Implementing a Custom Java AQS Lock from Scratch

AbstractQueuedSynchronizer (AQS) is the core of Java's concurrency utilities. The article guides readers to implement a minimal lock by first defining a MyLock class with empty lock() and unlock() methods, then writing a test class that spawns multiple threads to exercise the lock.

public class MyLock {
    public void lock() {}
    public void unlock() {}
}

Running the test shows interleaved thread output, indicating the lock does not work. To fix this, the tutorial introduces Unsafe methods such as compareAndSwapInt and park / unpark for atomic state changes and thread parking.

public final native boolean compareAndSwapInt(Object obj, long offset, int expected, int val);
public native void park(boolean isAbsolute, long time);
public native void unpark(Thread thread);

A static helper class UNSAFE obtains the singleton Unsafe instance via reflection and caches field offsets for later use.

public class UNSAFE {
    public static Unsafe unsafe;
    static {
        try {
            Field f = Unsafe.class.getDeclaredField("theUnsafe");
            f.setAccessible(true);
            unsafe = (Unsafe) f.get(null);
        } catch (Exception e) { e.printStackTrace(); }
    }
}

Because a simple ConcurrentHashMap does not preserve FIFO order, a custom linked‑list container MyThreadContainer is created. It holds a volatile head and tail of Node objects, each storing a thread reference and links to previous/next nodes.

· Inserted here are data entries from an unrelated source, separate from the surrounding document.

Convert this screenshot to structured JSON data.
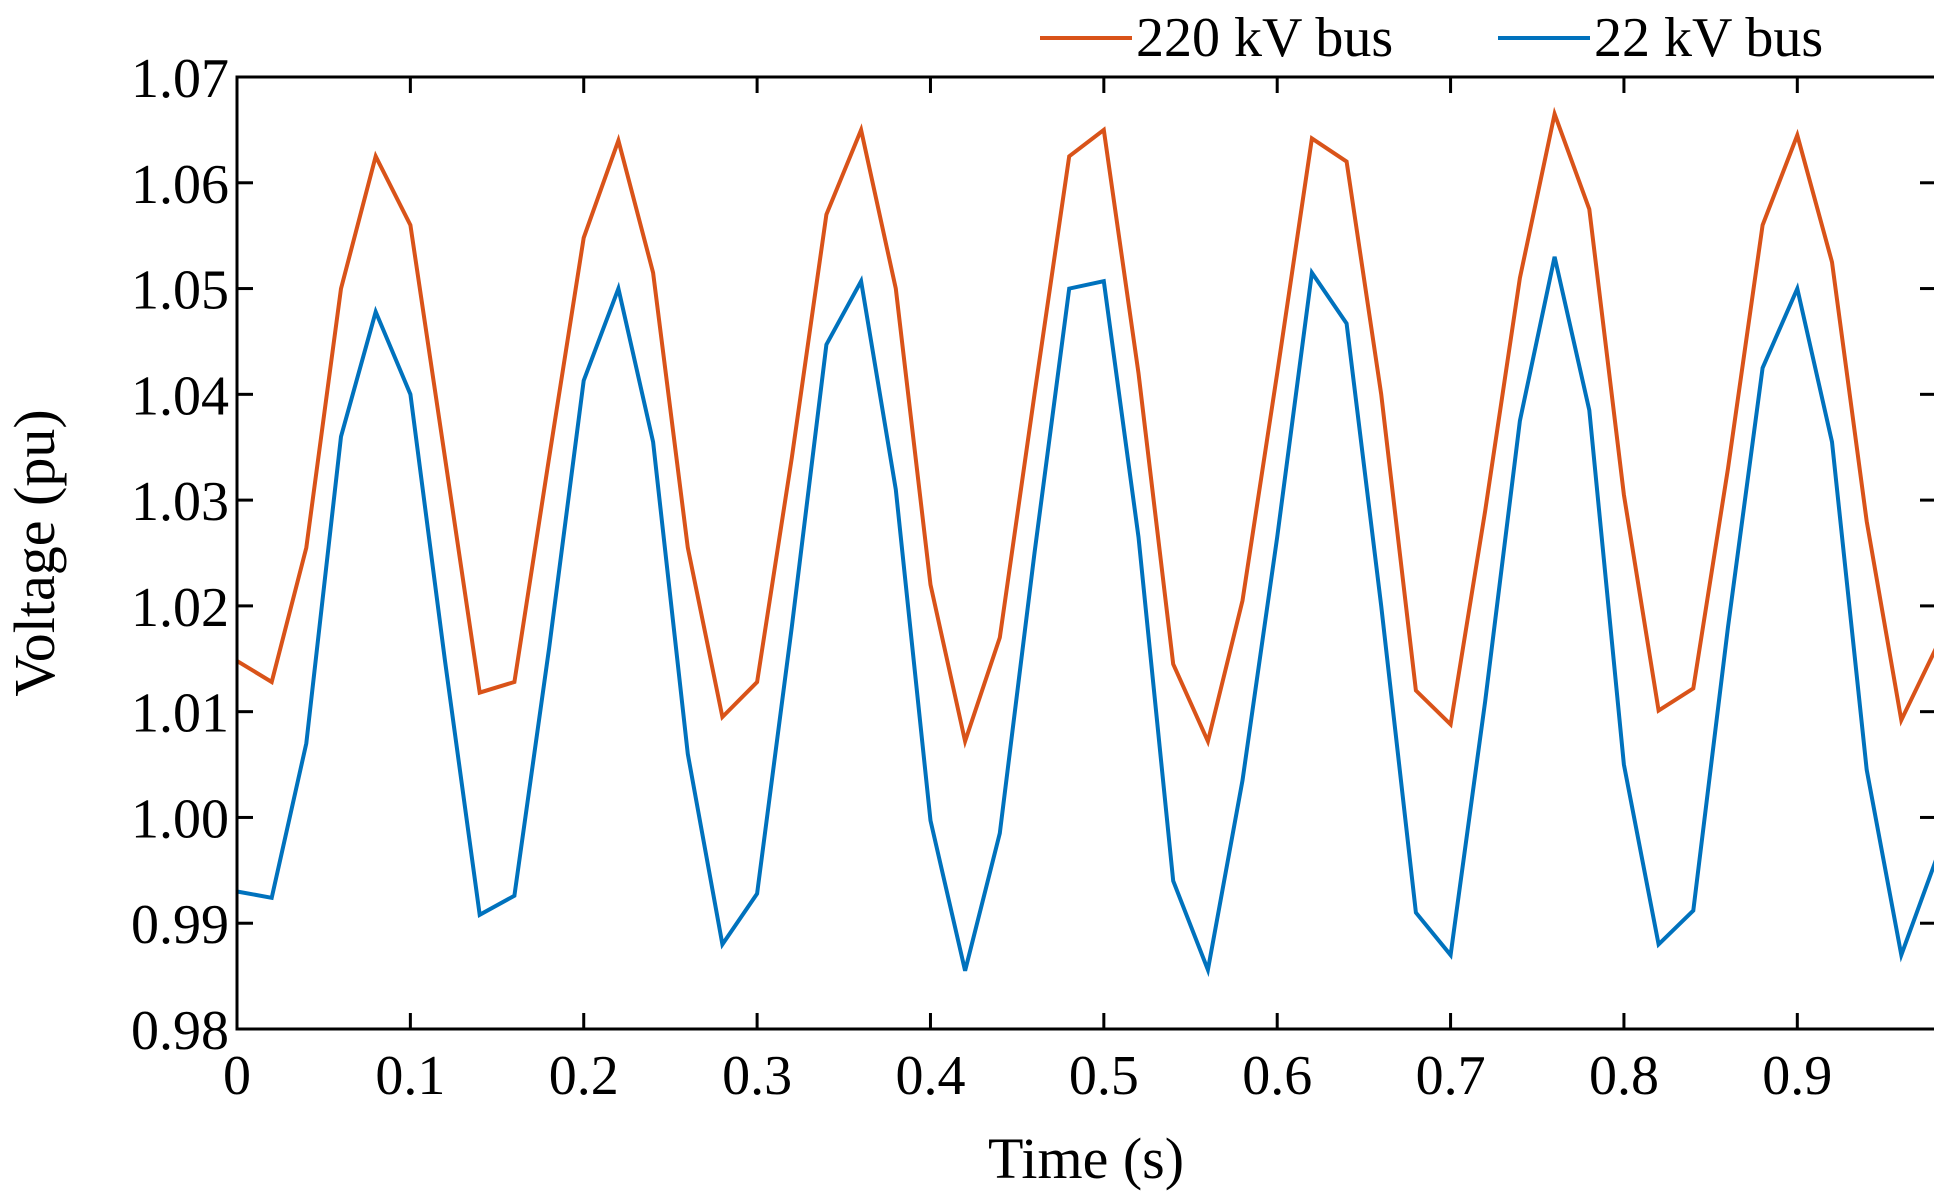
{
  "chart_data": {
    "type": "line",
    "title": "",
    "xlabel": "Time (s)",
    "ylabel": "Voltage (pu)",
    "xlim": [
      0,
      0.98
    ],
    "ylim": [
      0.98,
      1.07
    ],
    "grid": false,
    "legend_position": "top-right",
    "xticks": [
      0,
      0.1,
      0.2,
      0.3,
      0.4,
      0.5,
      0.6,
      0.7,
      0.8,
      0.9
    ],
    "xtick_labels": [
      "0",
      "0.1",
      "0.2",
      "0.3",
      "0.4",
      "0.5",
      "0.6",
      "0.7",
      "0.8",
      "0.9"
    ],
    "yticks": [
      0.98,
      0.99,
      1.0,
      1.01,
      1.02,
      1.03,
      1.04,
      1.05,
      1.06,
      1.07
    ],
    "ytick_labels": [
      "0.98",
      "0.99",
      "1.00",
      "1.01",
      "1.02",
      "1.03",
      "1.04",
      "1.05",
      "1.06",
      "1.07"
    ],
    "x": [
      0,
      0.02,
      0.04,
      0.06,
      0.08,
      0.1,
      0.12,
      0.14,
      0.16,
      0.18,
      0.2,
      0.22,
      0.24,
      0.26,
      0.28,
      0.3,
      0.32,
      0.34,
      0.36,
      0.38,
      0.4,
      0.42,
      0.44,
      0.46,
      0.48,
      0.5,
      0.52,
      0.54,
      0.56,
      0.58,
      0.6,
      0.62,
      0.64,
      0.66,
      0.68,
      0.7,
      0.72,
      0.74,
      0.76,
      0.78,
      0.8,
      0.82,
      0.84,
      0.86,
      0.88,
      0.9,
      0.92,
      0.94,
      0.96,
      0.98
    ],
    "series": [
      {
        "name": "220 kV bus",
        "color": "#d95319",
        "values": [
          1.0148,
          1.0128,
          1.0255,
          1.05,
          1.0625,
          1.056,
          1.034,
          1.0118,
          1.0128,
          1.034,
          1.0548,
          1.064,
          1.0515,
          1.0255,
          1.0095,
          1.0128,
          1.034,
          1.057,
          1.065,
          1.05,
          1.022,
          1.0072,
          1.017,
          1.04,
          1.0625,
          1.065,
          1.042,
          1.0145,
          1.0072,
          1.0205,
          1.042,
          1.0642,
          1.062,
          1.04,
          1.012,
          1.0088,
          1.029,
          1.051,
          1.0665,
          1.0575,
          1.0305,
          1.0101,
          1.0122,
          1.033,
          1.056,
          1.0645,
          1.0525,
          1.028,
          1.0092,
          1.016
        ]
      },
      {
        "name": "22 kV bus",
        "color": "#0072bd",
        "values": [
          0.993,
          0.9924,
          1.007,
          1.036,
          1.0478,
          1.04,
          1.0148,
          0.9908,
          0.9926,
          1.016,
          1.0413,
          1.05,
          1.0355,
          1.006,
          0.988,
          0.9928,
          1.018,
          1.0447,
          1.0507,
          1.031,
          0.9997,
          0.9855,
          0.9985,
          1.025,
          1.05,
          1.0507,
          1.0265,
          0.994,
          0.9856,
          1.0035,
          1.0265,
          1.0515,
          1.0467,
          1.02,
          0.991,
          0.987,
          1.011,
          1.0375,
          1.053,
          1.0385,
          1.005,
          0.988,
          0.9912,
          1.018,
          1.0425,
          1.05,
          1.0355,
          1.0045,
          0.987,
          0.996
        ]
      }
    ]
  }
}
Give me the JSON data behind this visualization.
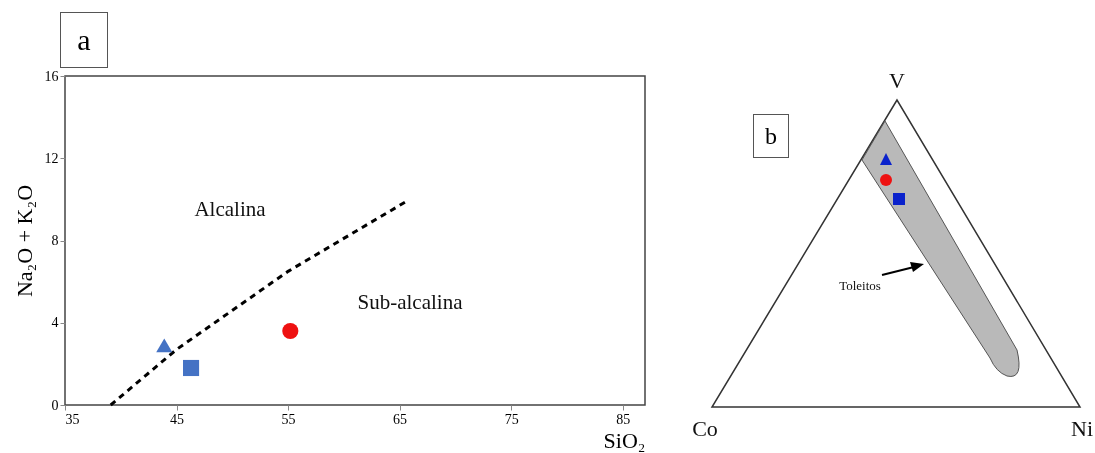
{
  "chart_data": [
    {
      "type": "scatter",
      "title": "a",
      "xlabel": "SiO₂",
      "ylabel": "Na₂O + K₂O",
      "xlim": [
        35,
        87
      ],
      "xticks": [
        35,
        45,
        55,
        65,
        75,
        85
      ],
      "ylim": [
        0,
        16
      ],
      "yticks": [
        0,
        4,
        8,
        12,
        16
      ],
      "grid": false,
      "annotations": [
        "Alcalina",
        "Sub-alcalina"
      ],
      "series": [
        {
          "type": "line",
          "color": "#000000",
          "line_style": "dashed",
          "marker": "none",
          "x": [
            39.1,
            45,
            55,
            65.6
          ],
          "values": [
            0,
            2.7,
            6.5,
            9.9
          ]
        },
        {
          "type": "scatter",
          "marker": "triangle",
          "color": "#4472c4",
          "x": [
            43.9
          ],
          "values": [
            2.9
          ]
        },
        {
          "type": "scatter",
          "marker": "square",
          "color": "#4472c4",
          "x": [
            46.3
          ],
          "values": [
            1.8
          ]
        },
        {
          "type": "scatter",
          "marker": "circle",
          "color": "#ee1111",
          "x": [
            55.2
          ],
          "values": [
            3.6
          ]
        }
      ]
    },
    {
      "type": "other",
      "title": "b",
      "annotations": [
        "V",
        "Co",
        "Ni",
        "Toleitos"
      ]
    }
  ]
}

public class MyThreadContainer {
    volatile Node head;
    volatile Node tail;
    private static long headOffset = 0L;
    private static long tailOffset = 0L;
    static {
        try {
            headOffset = UNSAFE.unsafe.objectFieldOffset(MyThreadContainer.class.getDeclaredField("head"));
            tailOffset = UNSAFE.unsafe.objectFieldOffset(MyThreadContainer.class.getDeclaredField("tail"));
        } catch (NoSuchFieldException e) { e.printStackTrace(); }
    }
    private boolean compareAndSetHead(Node node) {
        return UNSAFE.unsafe.compareAndSwapObject(this, headOffset, null, node);
    }
    private boolean compareAndSetTail(Node expect, Node node) {
        return UNSAFE.unsafe.compareAndSwapObject(this, tailOffset, expect, node);
    }
    class Node {
        volatile Thread thread;
        volatile Node prev;
        volatile Node next;
        Node(Thread t) { this.thread = t; }
    }
    public Node addWaiter() {
        Node node = new Node(Thread.currentThread());
        while (true) {
            Node pred = tail;
            if (pred != null) {
                if (compareAndSetTail(pred, node)) {
                    node.prev = pred;
                    pred.next = node;
                    return node;
                }
            } else {
                if (compareAndSetHead(node)) {
                    tail = node;
                    return node;
                }
            }
        }
    }
}

The MyLock.lock() method now attempts an atomic state transition; if it fails, it enqueues the current thread via threadContainer.addWaiter() and parks the thread.

public void lock() {
    while (true) {
        if (UNSAFE.unsafe.compareAndSwapInt(this, stateOffset, 0, 1)) {
            System.out.println("Thread " + Thread.currentThread().getName() + ", acquired lock");
            break;
        } else {
            threadContainer.addWaiter();
            UNSAFE.unsafe.park(false, 0L);
        }
    }
}

The unlock() method resets the state and unparks the first waiting thread, also fixing the linked list pointers to maintain FIFO order.

public void unlock() {
    UNSAFE.unsafe.compareAndSwapInt(this, stateOffset, 1, 0);
    if (head != null) {
        Node oldHead = head;
        Node newHead = oldHead.next;
        head = newHead;
        oldHead.next = null;
        UNSAFE.unsafe.unpark(oldHead.thread);
        if (newHead != null) newHead.prev = null;
    }
}

Running the updated test shows that only one thread holds the lock at a time, and waiting threads acquire the lock in the order they were parked, confirming a correct FIFO lock implementation.